Thursday, November 28, 2013

Inflation in citation metrics

On Jeffrey Beall's Scholarly Open Access blog I recently got involved in a short discussion on steadily rising citation metrics. He discussed a citation metric that he considers suspicious, and one of the reasons he mentioned was that it always seems to be going up. It is well possible that the metric in question is manipulated - or not, I would not know and have no opinion either way - but it is important to realize that some degree of inflation is unsurprising and not necessarily, on its own, an indication that something is off.

The most highly regarded of them all, the Impact Factors (subsequently IF) from Thompson Reuters' Journal Citation Report, show the same trend. Yes, there are some losers and a lot of stagnation especially at the lower end of the spectrum, probably because the editor of a very small journal is only willing to invest so much time into it, and if you only compare across two years or so you will get a lot of noise.
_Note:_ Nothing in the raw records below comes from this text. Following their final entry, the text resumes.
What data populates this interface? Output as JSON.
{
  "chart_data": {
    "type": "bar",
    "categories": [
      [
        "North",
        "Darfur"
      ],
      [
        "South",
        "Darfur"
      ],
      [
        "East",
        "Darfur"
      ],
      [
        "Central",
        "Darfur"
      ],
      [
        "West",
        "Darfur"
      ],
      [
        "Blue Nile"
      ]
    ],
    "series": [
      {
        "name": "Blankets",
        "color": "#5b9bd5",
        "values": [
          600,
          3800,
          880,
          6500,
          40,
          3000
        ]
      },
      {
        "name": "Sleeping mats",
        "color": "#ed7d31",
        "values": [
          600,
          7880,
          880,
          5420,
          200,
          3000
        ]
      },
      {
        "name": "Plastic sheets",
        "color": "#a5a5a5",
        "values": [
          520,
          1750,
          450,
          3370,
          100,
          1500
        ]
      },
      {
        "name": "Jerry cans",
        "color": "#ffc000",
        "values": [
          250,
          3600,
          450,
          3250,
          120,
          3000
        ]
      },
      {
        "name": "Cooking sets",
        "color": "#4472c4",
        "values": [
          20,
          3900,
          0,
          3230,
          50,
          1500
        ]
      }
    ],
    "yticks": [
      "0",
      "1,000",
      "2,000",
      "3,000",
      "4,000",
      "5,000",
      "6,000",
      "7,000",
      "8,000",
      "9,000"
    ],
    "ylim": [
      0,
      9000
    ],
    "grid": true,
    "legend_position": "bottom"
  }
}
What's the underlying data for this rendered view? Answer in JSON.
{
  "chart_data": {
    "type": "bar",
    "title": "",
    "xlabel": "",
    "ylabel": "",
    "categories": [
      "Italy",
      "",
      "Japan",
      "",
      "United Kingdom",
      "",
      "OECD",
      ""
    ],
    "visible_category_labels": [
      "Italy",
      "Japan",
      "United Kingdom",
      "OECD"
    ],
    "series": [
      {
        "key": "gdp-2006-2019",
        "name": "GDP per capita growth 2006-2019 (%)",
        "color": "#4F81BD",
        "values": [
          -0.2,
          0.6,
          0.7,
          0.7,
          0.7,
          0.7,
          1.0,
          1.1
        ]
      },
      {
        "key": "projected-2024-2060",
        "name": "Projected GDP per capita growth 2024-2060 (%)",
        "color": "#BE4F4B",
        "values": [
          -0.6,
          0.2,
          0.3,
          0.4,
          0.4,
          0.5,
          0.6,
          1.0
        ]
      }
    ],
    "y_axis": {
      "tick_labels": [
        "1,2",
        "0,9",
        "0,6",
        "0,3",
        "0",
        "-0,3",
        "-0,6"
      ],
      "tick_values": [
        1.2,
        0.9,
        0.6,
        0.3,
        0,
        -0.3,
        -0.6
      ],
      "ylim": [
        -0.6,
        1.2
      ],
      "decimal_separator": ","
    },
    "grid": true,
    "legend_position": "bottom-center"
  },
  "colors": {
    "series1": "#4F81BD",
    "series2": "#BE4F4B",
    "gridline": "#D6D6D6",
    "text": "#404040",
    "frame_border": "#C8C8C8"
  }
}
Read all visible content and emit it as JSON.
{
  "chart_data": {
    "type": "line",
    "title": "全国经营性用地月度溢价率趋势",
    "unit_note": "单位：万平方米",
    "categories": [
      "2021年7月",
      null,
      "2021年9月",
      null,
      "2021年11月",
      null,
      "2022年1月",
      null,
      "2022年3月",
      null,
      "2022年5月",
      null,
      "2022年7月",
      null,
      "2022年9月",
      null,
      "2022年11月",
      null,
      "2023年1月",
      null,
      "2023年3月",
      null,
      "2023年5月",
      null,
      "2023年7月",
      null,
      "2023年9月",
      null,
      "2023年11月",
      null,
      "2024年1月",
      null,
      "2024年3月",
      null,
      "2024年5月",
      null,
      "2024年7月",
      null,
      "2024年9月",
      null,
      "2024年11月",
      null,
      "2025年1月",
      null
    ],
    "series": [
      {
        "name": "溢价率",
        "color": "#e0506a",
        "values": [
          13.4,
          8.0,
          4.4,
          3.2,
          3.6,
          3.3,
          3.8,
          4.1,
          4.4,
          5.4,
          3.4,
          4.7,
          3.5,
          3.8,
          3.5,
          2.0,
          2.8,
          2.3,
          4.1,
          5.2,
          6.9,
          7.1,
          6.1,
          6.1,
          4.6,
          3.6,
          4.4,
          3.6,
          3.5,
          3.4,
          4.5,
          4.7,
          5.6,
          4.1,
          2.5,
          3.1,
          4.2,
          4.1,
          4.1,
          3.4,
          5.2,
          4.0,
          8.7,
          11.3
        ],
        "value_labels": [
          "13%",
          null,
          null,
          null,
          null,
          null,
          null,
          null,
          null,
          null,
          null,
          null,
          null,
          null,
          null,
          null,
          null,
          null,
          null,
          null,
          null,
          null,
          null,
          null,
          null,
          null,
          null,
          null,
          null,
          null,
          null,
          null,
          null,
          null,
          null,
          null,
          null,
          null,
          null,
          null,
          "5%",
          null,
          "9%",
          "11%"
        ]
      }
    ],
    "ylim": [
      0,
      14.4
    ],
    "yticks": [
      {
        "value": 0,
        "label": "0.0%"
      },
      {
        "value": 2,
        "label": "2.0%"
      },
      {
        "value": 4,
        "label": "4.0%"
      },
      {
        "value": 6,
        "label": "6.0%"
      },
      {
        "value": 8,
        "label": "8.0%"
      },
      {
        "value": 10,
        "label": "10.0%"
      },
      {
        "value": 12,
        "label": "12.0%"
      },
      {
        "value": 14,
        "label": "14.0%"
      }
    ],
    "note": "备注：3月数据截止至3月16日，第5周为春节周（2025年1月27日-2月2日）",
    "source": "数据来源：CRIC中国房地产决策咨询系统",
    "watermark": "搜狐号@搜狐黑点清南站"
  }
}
But if you take a bunch of decent, mid to high level journals from my field and compare their current IFs with what they had a few years back you will see slight increases very nearly across the board.
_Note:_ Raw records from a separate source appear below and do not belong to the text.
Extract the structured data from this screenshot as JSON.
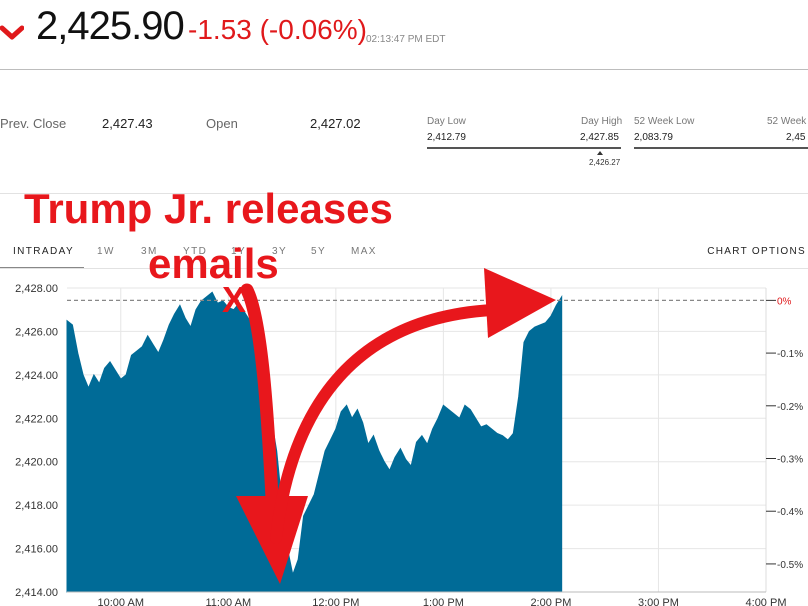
{
  "quote": {
    "price": "2,425.90",
    "change": "-1.53 (-0.06%)",
    "timestamp": "02:13:47 PM EDT"
  },
  "stats": {
    "prev_close_label": "Prev. Close",
    "prev_close_value": "2,427.43",
    "open_label": "Open",
    "open_value": "2,427.02",
    "day_low_label": "Day Low",
    "day_low_value": "2,412.79",
    "day_high_label": "Day High",
    "day_high_value": "2,427.85",
    "day_current": "2,426.27",
    "week52_low_label": "52 Week Low",
    "week52_low_value": "2,083.79",
    "week52_high_label": "52 Week",
    "week52_high_value": "2,45"
  },
  "tabs": [
    {
      "label": "INTRADAY",
      "active": true
    },
    {
      "label": "1W"
    },
    {
      "label": "3M"
    },
    {
      "label": "YTD"
    },
    {
      "label": "1Y"
    },
    {
      "label": "3Y"
    },
    {
      "label": "5Y"
    },
    {
      "label": "MAX"
    }
  ],
  "chart_options_label": "CHART OPTIONS",
  "annotation": {
    "headline": "Trump Jr. releases",
    "headline_line2": "emails",
    "marker": "X"
  },
  "colors": {
    "negative": "#e0191b",
    "area_fill": "#006b97",
    "annotation": "#e8171c"
  },
  "chart_data": {
    "type": "area",
    "title": "",
    "xlabel": "",
    "ylabel": "",
    "ylim": [
      2414.0,
      2428.0
    ],
    "xlim": [
      "9:30 AM",
      "4:00 PM"
    ],
    "y_ticks": [
      "2,414.00",
      "2,416.00",
      "2,418.00",
      "2,420.00",
      "2,422.00",
      "2,424.00",
      "2,426.00",
      "2,428.00"
    ],
    "x_ticks": [
      "10:00 AM",
      "11:00 AM",
      "12:00 PM",
      "1:00 PM",
      "2:00 PM",
      "3:00 PM",
      "4:00 PM"
    ],
    "right_axis_ticks": [
      "0%",
      "-0.1%",
      "-0.2%",
      "-0.3%",
      "-0.4%",
      "-0.5%"
    ],
    "reference_line": {
      "label": "Prev. Close",
      "value": 2427.43
    },
    "grid": true,
    "series": [
      {
        "values": [
          [
            "9:30 AM",
            2426.5
          ],
          [
            "9:33 AM",
            2426.3
          ],
          [
            "9:36 AM",
            2425.0
          ],
          [
            "9:39 AM",
            2424.0
          ],
          [
            "9:42 AM",
            2423.4
          ],
          [
            "9:45 AM",
            2424.0
          ],
          [
            "9:48 AM",
            2423.6
          ],
          [
            "9:51 AM",
            2424.3
          ],
          [
            "9:54 AM",
            2424.6
          ],
          [
            "9:57 AM",
            2424.2
          ],
          [
            "10:00 AM",
            2423.8
          ],
          [
            "10:03 AM",
            2424.0
          ],
          [
            "10:06 AM",
            2424.9
          ],
          [
            "10:09 AM",
            2425.1
          ],
          [
            "10:12 AM",
            2425.3
          ],
          [
            "10:15 AM",
            2425.8
          ],
          [
            "10:18 AM",
            2425.4
          ],
          [
            "10:21 AM",
            2425.0
          ],
          [
            "10:24 AM",
            2425.6
          ],
          [
            "10:27 AM",
            2426.3
          ],
          [
            "10:30 AM",
            2426.8
          ],
          [
            "10:33 AM",
            2427.2
          ],
          [
            "10:36 AM",
            2426.6
          ],
          [
            "10:39 AM",
            2426.2
          ],
          [
            "10:42 AM",
            2427.0
          ],
          [
            "10:45 AM",
            2427.4
          ],
          [
            "10:48 AM",
            2427.6
          ],
          [
            "10:51 AM",
            2427.8
          ],
          [
            "10:54 AM",
            2427.3
          ],
          [
            "10:57 AM",
            2427.4
          ],
          [
            "11:00 AM",
            2427.1
          ],
          [
            "11:03 AM",
            2427.0
          ],
          [
            "11:06 AM",
            2427.3
          ],
          [
            "11:09 AM",
            2426.9
          ],
          [
            "11:12 AM",
            2426.5
          ],
          [
            "11:15 AM",
            2425.8
          ],
          [
            "11:18 AM",
            2425.0
          ],
          [
            "11:21 AM",
            2423.2
          ],
          [
            "11:24 AM",
            2422.0
          ],
          [
            "11:27 AM",
            2420.5
          ],
          [
            "11:30 AM",
            2418.0
          ],
          [
            "11:33 AM",
            2416.0
          ],
          [
            "11:36 AM",
            2414.8
          ],
          [
            "11:39 AM",
            2415.5
          ],
          [
            "11:42 AM",
            2417.5
          ],
          [
            "11:45 AM",
            2418.0
          ],
          [
            "11:48 AM",
            2418.5
          ],
          [
            "11:51 AM",
            2419.5
          ],
          [
            "11:54 AM",
            2420.5
          ],
          [
            "11:57 AM",
            2421.0
          ],
          [
            "12:00 PM",
            2421.5
          ],
          [
            "12:03 PM",
            2422.3
          ],
          [
            "12:06 PM",
            2422.6
          ],
          [
            "12:09 PM",
            2422.0
          ],
          [
            "12:12 PM",
            2422.4
          ],
          [
            "12:15 PM",
            2421.8
          ],
          [
            "12:18 PM",
            2420.8
          ],
          [
            "12:21 PM",
            2421.2
          ],
          [
            "12:24 PM",
            2420.5
          ],
          [
            "12:27 PM",
            2420.0
          ],
          [
            "12:30 PM",
            2419.6
          ],
          [
            "12:33 PM",
            2420.2
          ],
          [
            "12:36 PM",
            2420.6
          ],
          [
            "12:39 PM",
            2420.1
          ],
          [
            "12:42 PM",
            2419.8
          ],
          [
            "12:45 PM",
            2420.9
          ],
          [
            "12:48 PM",
            2421.2
          ],
          [
            "12:51 PM",
            2420.8
          ],
          [
            "12:54 PM",
            2421.5
          ],
          [
            "12:57 PM",
            2422.0
          ],
          [
            "1:00 PM",
            2422.6
          ],
          [
            "1:03 PM",
            2422.4
          ],
          [
            "1:06 PM",
            2422.2
          ],
          [
            "1:09 PM",
            2422.0
          ],
          [
            "1:12 PM",
            2422.6
          ],
          [
            "1:15 PM",
            2422.4
          ],
          [
            "1:18 PM",
            2422.0
          ],
          [
            "1:21 PM",
            2421.6
          ],
          [
            "1:24 PM",
            2421.7
          ],
          [
            "1:27 PM",
            2421.5
          ],
          [
            "1:30 PM",
            2421.3
          ],
          [
            "1:33 PM",
            2421.2
          ],
          [
            "1:36 PM",
            2421.0
          ],
          [
            "1:39 PM",
            2421.3
          ],
          [
            "1:42 PM",
            2423.0
          ],
          [
            "1:45 PM",
            2425.5
          ],
          [
            "1:48 PM",
            2426.0
          ],
          [
            "1:51 PM",
            2426.2
          ],
          [
            "1:54 PM",
            2426.3
          ],
          [
            "1:57 PM",
            2426.4
          ],
          [
            "2:00 PM",
            2426.7
          ],
          [
            "2:03 PM",
            2427.2
          ],
          [
            "2:06 PM",
            2427.6
          ]
        ]
      }
    ]
  }
}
Here a few semi-randomly chosen journals from my field and their change over five years - meaning I looked up the IF 2007 and 2012 for a few well-regarded journals whose names immediately popped into my head:

Am. J. Bot. +0.074; Aust. J. Bot. +0.217; Aust. Syst. Bot. +0.488; Bot. J. Linn. Soc. +1.514; Flora +0.559; Folia Geobot. +0.432; Syst. Bot. -0.345; Taxon +0.258; Trends Plant Sci. +2.813

The only one bucking the trend here is Systematic Botany, which does seem to have moved from publishing a lot of phylogenies to a lot of alpha taxonomy lately, and the latter unfortunately and unjustly does not bring in a lot of citations. Conversely, the Botanical Journal went up a lot since they stopped accepting purely alpha taxonomic papers and they published the last Angiosperm Phylogeny Group update, a landmark paper that was guaranteed to get a ton of citations. Trends also looks like it got a big increase but it is not that much relatively speaking; as a review journal it was always by far the highest on this short list.

So how is that possible? Why do the citation metrics appear to consistently increase over the years? Is there some manipulation going on?

To some degree that is of course possible. Faced with a situation in which they are increasingly evaluated based on how often they are cited, authors may game the system by citing themselves and by forming citation cartels. Peer reviewers and editors may try to game the system by requiring an author to cite them even where it would not make a lot of sense. And faced with a situation in which the prestige of their journal is increasingly based on its IF, editors may try to game the system by requiring authors to cite other recent papers from the same journal. I am sure some of that happens because people aren't stupid, and I recently had a peer reviewer quite openly trash one of my manuscripts because I did not cite him enough. Still, I have not seen a lot of that kind of behaviour.

There is a much simpler explanation. Even if nobody does anything of substance, the average IF will go up "automatically" as long as the number of journals having an IF increases. The thing is this: The IF is not calculated based on the citations that a journal gets from anywhere on this planet but only on those it gets from other publications that are also indexed by Thompson Reuters' Web of Science. And of course originally comparatively few journals were indexed, but now that everybody considers having an IF to be important more journals every year attempt to get themselves indexed. The Plant Sciences section of the Thompson Reuters Journal Citation Reports, for example, comprised 152 journals in 2007 but it had 197 journals in 2012. And that means that citations that previously would have been invisible to the IF suddenly become visible to it.

To self-plagiarize my comment from the aforementioned discussion: Assume every paper in the Journal of Scholarship (JoS) always, every year, gets cited five times in the first two years after publication, and one of those citations is always in papers published in the journal Scholarly Letters (SL). In 2007, SL was not yet indexed but all the other journals citing JoS articles were, so JoS got an IF (2007) of 4.

Then in, say, 2010 the editors of SL decided to get themselves indexed to increase the prestige of their journal, and thus now, in 2013, the citations of JoS articles in SL are counted by the people who calculate impact factors. Eh voila, JoS now has an IF (2012) of 5 although nothing whatsoever about its quality or, crucially, about its impact has changed; it gets a higher score merely thanks to a decision made by the editors of SL.

It is things like these that should caution us against taking citation metrics too seriously.